This post is a condensed version of scribblings, notes and letters written over the past year, more as a way for me to make sense of all the efforts expended to an elderly person navigate the care system in the UK. Some of the details are already growing hazy, while some, I would rather just forget. This is part of a series I broke down into smaller posts.
On a cold, sleety December evening in 2017, I spent what felt like an unending 30 minutes in the back of a windowless ambulance answering questions from a paramedic, as my mother breathed heavily and absently in the bleep filled journey. Arriving at A&E, I had to go through the same material again. Three hours of repeating the same information to first responder, paramedic 1 and paramedic 2, I was repeating this information for the fourth time at the emergency room. And three hours after hanging around A&E repeating the information again to nurse, doctor 1 and doctor 2, I went home. Only to receive a call before dawn to confirm this information to another doctor! What I couldn’t understand is why this was not one process – I understand the need to confirm accuracy of data, but this was wasting everyone’s time. A precious commodity in short supply.
After a night in an A&E staging space, a bed was found for her and my mom was admitted to a ward. I was able to speak with a very nice geriatrician who assured me all would be ok and she would be my point of contact. My mom’s good hip now needed an operation. This was the only time I ever spoke with her. Soon, I was in recovery ward with different doctors post-operation, informing me all would be fine. My mom even managed within a week post-op, to walk on a frame to the end of the ward! While hopeful for a reasonably paced recovery, all was not ok. We began to notice a decline in memory and cognitive functioning. But since the doctors and nurses rotated after two weeks, there was little continuity and the ward staff simply assumed she was just slow.

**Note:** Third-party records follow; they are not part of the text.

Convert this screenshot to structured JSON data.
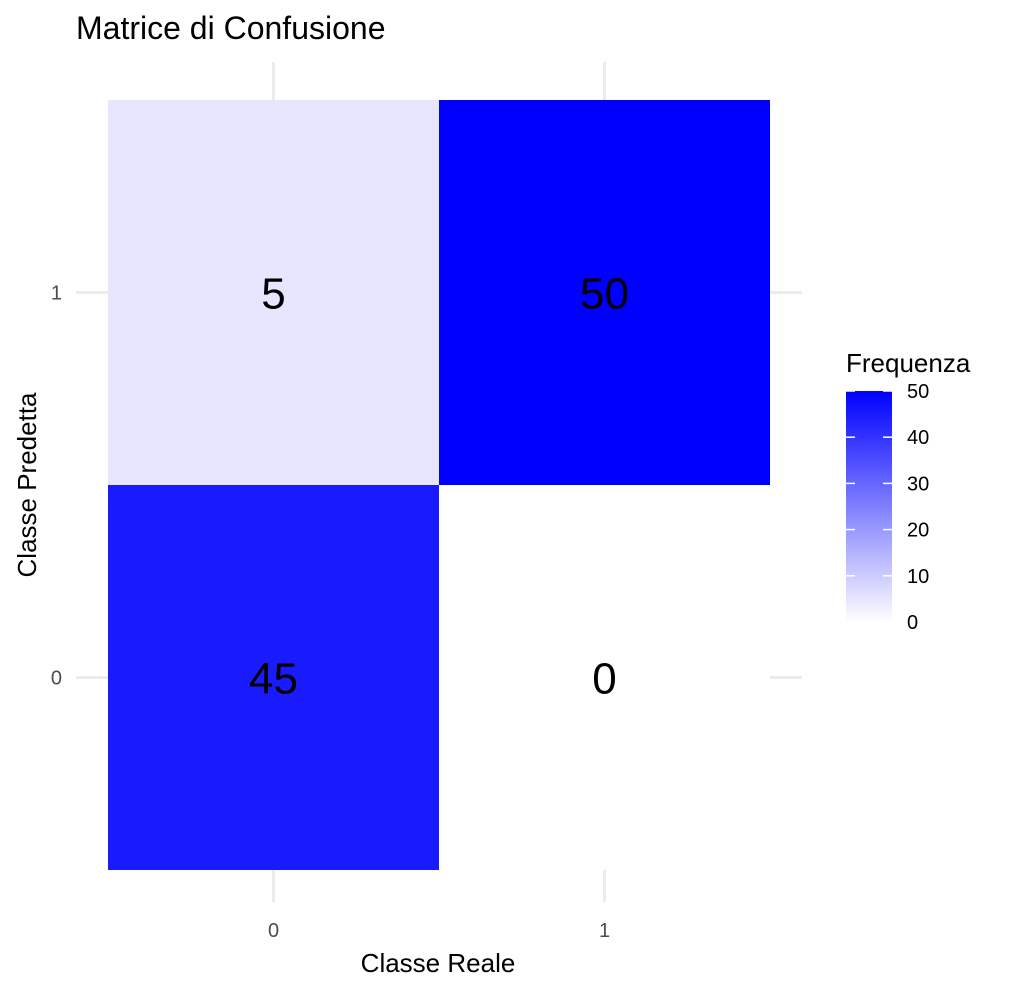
{
  "chart_data": {
    "type": "heatmap",
    "title": "Matrice di Confusione",
    "xlabel": "Classe Reale",
    "ylabel": "Classe Predetta",
    "x_categories": [
      "0",
      "1"
    ],
    "y_categories": [
      "0",
      "1"
    ],
    "cells": [
      {
        "x": "0",
        "y": "1",
        "value": 5
      },
      {
        "x": "1",
        "y": "1",
        "value": 50
      },
      {
        "x": "0",
        "y": "0",
        "value": 45
      },
      {
        "x": "1",
        "y": "0",
        "value": 0
      }
    ],
    "legend": {
      "title": "Frequenza",
      "placement": "right",
      "ticks": [
        0,
        10,
        20,
        30,
        40,
        50
      ],
      "range": [
        0,
        50
      ]
    },
    "colors": {
      "low": "#ffffff",
      "high": "#0000ff",
      "grid": "#ebebeb",
      "text": "#000000",
      "tick_text": "#4d4d4d"
    },
    "grid": true
  }
}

At a personal level, I interacted with very hard working, well-meaning staff who wanted to do the best for their patients. But the the structure and system, in my opinion, got in the way. I soon learned that doctors rotated every two weeks and while nurses on the ward were longer-serving, differing shifts meant I wouldn’t always find the same people at the next permitted visiting hours. And since rounds mainly occurred before we were allowed in, the chances of speaking with a doctor during permitted visiting hours were reduced. I was given to understand that all the doctors met as a team and discussed patients.

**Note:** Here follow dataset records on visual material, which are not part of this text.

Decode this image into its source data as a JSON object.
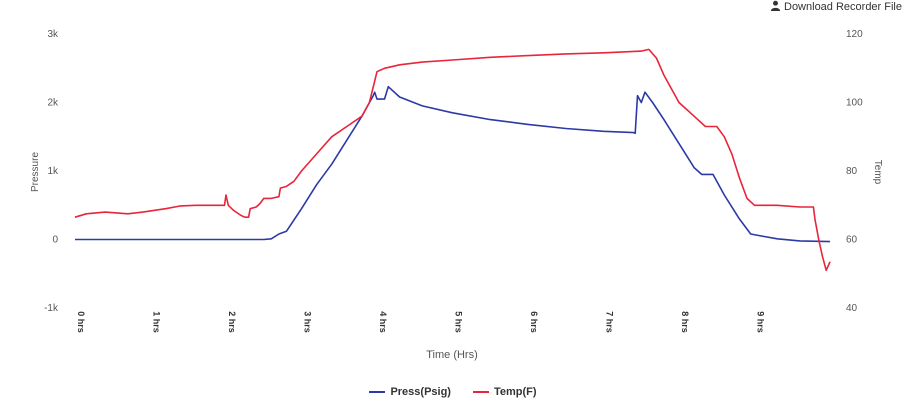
{
  "header": {
    "download_label": "Download Recorder File",
    "download_icon": "user-icon"
  },
  "colors": {
    "press": "#2b3aa6",
    "temp": "#e8253a",
    "axis_text": "#555555"
  },
  "chart_data": {
    "type": "line",
    "title": "",
    "xlabel": "Time (Hrs)",
    "ylabel_left": "Pressure",
    "ylabel_right": "Temp",
    "xlim": [
      0,
      10
    ],
    "x_ticks": [
      {
        "value": 0,
        "label": "0 hrs"
      },
      {
        "value": 1,
        "label": "1 hrs"
      },
      {
        "value": 2,
        "label": "2 hrs"
      },
      {
        "value": 3,
        "label": "3 hrs"
      },
      {
        "value": 4,
        "label": "4 hrs"
      },
      {
        "value": 5,
        "label": "5 hrs"
      },
      {
        "value": 6,
        "label": "6 hrs"
      },
      {
        "value": 7,
        "label": "7 hrs"
      },
      {
        "value": 8,
        "label": "8 hrs"
      },
      {
        "value": 9,
        "label": "9 hrs"
      }
    ],
    "y_left": {
      "lim": [
        -1000,
        3000
      ],
      "ticks": [
        {
          "value": 3000,
          "label": "3k"
        },
        {
          "value": 2000,
          "label": "2k"
        },
        {
          "value": 1000,
          "label": "1k"
        },
        {
          "value": 0,
          "label": "0"
        },
        {
          "value": -1000,
          "label": "-1k"
        }
      ]
    },
    "y_right": {
      "lim": [
        40,
        120
      ],
      "ticks": [
        {
          "value": 120,
          "label": "120"
        },
        {
          "value": 100,
          "label": "100"
        },
        {
          "value": 80,
          "label": "80"
        },
        {
          "value": 60,
          "label": "60"
        },
        {
          "value": 40,
          "label": "40"
        }
      ]
    },
    "grid": false,
    "legend_position": "bottom-center",
    "series": [
      {
        "name": "Press(Psig)",
        "axis": "left",
        "color": "#2b3aa6",
        "points": [
          [
            0,
            0
          ],
          [
            1,
            0
          ],
          [
            2,
            0
          ],
          [
            2.5,
            0
          ],
          [
            2.6,
            10
          ],
          [
            2.7,
            80
          ],
          [
            2.8,
            120
          ],
          [
            3.0,
            450
          ],
          [
            3.2,
            800
          ],
          [
            3.4,
            1100
          ],
          [
            3.6,
            1450
          ],
          [
            3.8,
            1800
          ],
          [
            3.95,
            2100
          ],
          [
            3.97,
            2150
          ],
          [
            4.0,
            2050
          ],
          [
            4.1,
            2050
          ],
          [
            4.15,
            2230
          ],
          [
            4.3,
            2080
          ],
          [
            4.6,
            1950
          ],
          [
            5.0,
            1850
          ],
          [
            5.5,
            1750
          ],
          [
            6.0,
            1680
          ],
          [
            6.5,
            1620
          ],
          [
            7.0,
            1580
          ],
          [
            7.4,
            1560
          ],
          [
            7.42,
            1550
          ],
          [
            7.45,
            2100
          ],
          [
            7.5,
            2000
          ],
          [
            7.55,
            2150
          ],
          [
            7.65,
            2000
          ],
          [
            7.8,
            1750
          ],
          [
            8.0,
            1400
          ],
          [
            8.2,
            1050
          ],
          [
            8.3,
            950
          ],
          [
            8.45,
            950
          ],
          [
            8.6,
            650
          ],
          [
            8.8,
            300
          ],
          [
            8.95,
            80
          ],
          [
            9.1,
            50
          ],
          [
            9.3,
            10
          ],
          [
            9.6,
            -20
          ],
          [
            10.0,
            -30
          ]
        ]
      },
      {
        "name": "Temp(F)",
        "axis": "right",
        "color": "#e8253a",
        "points": [
          [
            0,
            66.5
          ],
          [
            0.15,
            67.5
          ],
          [
            0.4,
            68
          ],
          [
            0.7,
            67.5
          ],
          [
            0.9,
            68
          ],
          [
            1.2,
            69
          ],
          [
            1.4,
            69.8
          ],
          [
            1.6,
            70
          ],
          [
            1.8,
            70
          ],
          [
            1.98,
            70
          ],
          [
            2.0,
            73
          ],
          [
            2.03,
            70
          ],
          [
            2.1,
            68.5
          ],
          [
            2.2,
            67
          ],
          [
            2.25,
            66.5
          ],
          [
            2.3,
            66.5
          ],
          [
            2.32,
            69
          ],
          [
            2.4,
            69.5
          ],
          [
            2.45,
            70.5
          ],
          [
            2.5,
            72
          ],
          [
            2.6,
            72
          ],
          [
            2.7,
            72.5
          ],
          [
            2.72,
            75
          ],
          [
            2.8,
            75.5
          ],
          [
            2.9,
            77
          ],
          [
            3.0,
            80
          ],
          [
            3.2,
            85
          ],
          [
            3.4,
            90
          ],
          [
            3.6,
            93
          ],
          [
            3.8,
            96
          ],
          [
            3.9,
            100
          ],
          [
            4.0,
            109
          ],
          [
            4.1,
            110
          ],
          [
            4.3,
            111
          ],
          [
            4.6,
            111.8
          ],
          [
            5.0,
            112.4
          ],
          [
            5.5,
            113.2
          ],
          [
            6.0,
            113.7
          ],
          [
            6.5,
            114.2
          ],
          [
            7.0,
            114.5
          ],
          [
            7.3,
            114.8
          ],
          [
            7.5,
            115
          ],
          [
            7.6,
            115.5
          ],
          [
            7.7,
            113
          ],
          [
            7.8,
            108
          ],
          [
            8.0,
            100
          ],
          [
            8.2,
            96
          ],
          [
            8.35,
            93
          ],
          [
            8.5,
            93
          ],
          [
            8.6,
            90
          ],
          [
            8.7,
            85
          ],
          [
            8.8,
            78
          ],
          [
            8.9,
            72
          ],
          [
            9.0,
            70
          ],
          [
            9.3,
            70
          ],
          [
            9.6,
            69.5
          ],
          [
            9.78,
            69.5
          ],
          [
            9.8,
            66
          ],
          [
            9.85,
            60
          ],
          [
            9.9,
            55
          ],
          [
            9.95,
            51
          ],
          [
            10.0,
            53.5
          ]
        ]
      }
    ]
  }
}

So I started taking notes and needing to brief every time I met a doctor or nurse on their rounds. And I saw that none of them really read their notes, other than the first page of her charts at the foot of the bed. Applying techniques I had learned from experience in the developing world, I kept up chasing for an update on her condition daily. It became an inside joke in the family when I was asked if I was a doctor each time I asked for an update from the doctor on duty, and after hearing a grudging, canned & vague response, my follow up questions provided facts that actually required them to read their notes! That these were handwritten extensive notes (which takes each doctor time to scribe), and there did not seem to be a way to highlight key information was not lost on anyone. In any case, I asked clarifying questions, did my homework, and tried to avoid any lapses from a very busy medical team.
The system has to deal with an inordinate volume of disparate information, a ‘high touch’ patient and family base, and is clearly under-resourced. Despite the convenient blaming of ‘too many managers’, I did not get the sense that these issues couldn’t benefit from someone throwing some money at them – whether people, or better systems & technology. Yet somehow, everyone just seems to keep treading the same path. Patients are too exhausted by their stay, and families are scrambling to deal with the aftermath – complaints are signposted to the patient liaison team, who I was given to understand, will spend more time listening than doing.
The CEO of the NHS trust under which our various episodes of care took place, was silently ‘AWOL’ for much of this year (they actually took up a post in another area for anyone willing to do a quick web search but our own local website still showed them as the primary contact). During the past 11 months, I wrote many letters, left many detailed notes, and not even once, received a written response. I’ve removed mention of names of institutions as naming and shaming will serve little purpose – I had documented sufficient information to populate a fairly damming and chronologized complaint, but doubt it will yield anything. Patient-centric ‘integrated’ care may be the official line, but from my experience, systems seem in place to support the provider rather than the patient.